When asked whether the current administrative interventions are effectively addressing the root causes of the forex crisis, John was definitive saying, “I think they need to try a little harder. The small man is feeling it at the end of the day.”
Call for structural alternatives
To break this cycle of importing finished goods and draining foreign reserves, there is an urgent demand for a major revival of domestic industrial capacity.
Ojeer pointed directly to the continuous closure of heavy energy infrastructure as a prime driver of the country’s multi-billion-dollar foreign currency drain.
“I think the refinery is one of the biggest things they should be trying to get up and going,” as he further put forward what he felt the finance minister should have addressed in his presentation.
“It means that we don’t have to import gasoline anymore, and this problem that we are having of lack of the US money.”
Similarly, Ibrahim Ali owner of Black Jubilee Mall, San Juan pointed toward structural manufacturing as the only viable path to earning foreign currency rather than merely rationing it.
“If the oil and gas industry is not what we want at this time, we are hoping there are other sectors that will stimulate some foreign exchange. Manufacturing could be progressed to a point where you encourage some exports, so you earn foreign exchange to be able to spend it.”
Stabilisation and public liquidity
In sharp contrast, voices like Aleem Mohammed, chairman of ALM Insurance Services, strongly defended the State’s cautious fiscal approach, urging the public to consider the massive liabilities inherited by the Treasury.
“We took a look at the whole economy, the treasury, the ministries, the different things that are happening. And if you look at all the ministries, state enterprises and all we were pressed and we had a lot of expenses...Nothing is overnight.”
This focus on structural stabilisation was shared by Safraz Ali, a director of the Agricultural Society of T&T (ASTT).
From his perspective, the mid-year budget’s decision to inject capital directly into public sector salaries acts as an indirect stimulus package for domestic food producers and grass-roots vendors.
“The Prime Minister is doing in terms of she is trying her best to encourage investments and so on in the country,” Ali stated as he explained that the mid-year supplementary funds allocated to salary adjustments would rapidly convert into consumer spending within local marketplaces, stating, “...Because now people have more disposable income to buy goods and so on.
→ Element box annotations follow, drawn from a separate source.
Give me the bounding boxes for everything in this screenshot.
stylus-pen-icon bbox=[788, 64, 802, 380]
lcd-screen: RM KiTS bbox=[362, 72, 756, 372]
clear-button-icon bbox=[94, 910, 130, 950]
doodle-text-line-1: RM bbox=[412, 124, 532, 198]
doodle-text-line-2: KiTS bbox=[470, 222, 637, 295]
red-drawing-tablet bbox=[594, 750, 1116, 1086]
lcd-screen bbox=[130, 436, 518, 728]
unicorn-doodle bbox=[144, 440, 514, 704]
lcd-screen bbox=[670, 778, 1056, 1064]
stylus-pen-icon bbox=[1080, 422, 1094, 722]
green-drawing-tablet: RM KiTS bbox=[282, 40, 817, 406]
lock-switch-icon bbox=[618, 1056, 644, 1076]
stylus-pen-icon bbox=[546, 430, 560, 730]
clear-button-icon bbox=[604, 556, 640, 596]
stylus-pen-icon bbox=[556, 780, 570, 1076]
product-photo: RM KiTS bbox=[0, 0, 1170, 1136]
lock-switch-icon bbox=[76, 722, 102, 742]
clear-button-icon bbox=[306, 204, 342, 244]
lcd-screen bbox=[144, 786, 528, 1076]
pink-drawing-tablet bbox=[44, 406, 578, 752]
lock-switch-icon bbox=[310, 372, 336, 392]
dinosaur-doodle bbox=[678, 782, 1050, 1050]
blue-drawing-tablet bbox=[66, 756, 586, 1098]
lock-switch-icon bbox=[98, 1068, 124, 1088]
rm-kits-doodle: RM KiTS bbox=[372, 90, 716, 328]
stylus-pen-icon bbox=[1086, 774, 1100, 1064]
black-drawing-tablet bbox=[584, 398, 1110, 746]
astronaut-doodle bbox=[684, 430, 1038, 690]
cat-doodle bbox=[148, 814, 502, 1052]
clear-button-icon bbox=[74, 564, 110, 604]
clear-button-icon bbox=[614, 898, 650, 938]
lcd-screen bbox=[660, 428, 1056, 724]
So in that way, it generates economic activity.”
Fragmented performance review
This deep ideological divide is reflected in the vastly different performance grades assigned to the Ministry of Finance by different sectors of the business community.
Hardath, balancing the immense difficulty of the State’s financial position against the needs of the private sector, offered a moderate evaluation.
“The Government is challenged in terms of economic activity of the country and getting money,” Hardath observed, giving the minister a performance rating of 7.5 out of 10.
Ojeer, looking at the situation from the perspective of an independent businessman seeing little return on state expenditure, was far less forgiving, assigning a flat grade of five out of 10.
“He is working with as little as he has claimed to have, and we hope that somehow, here or there, they will get a handle on things and actually deliver on what they promise,” Ojeer remarked.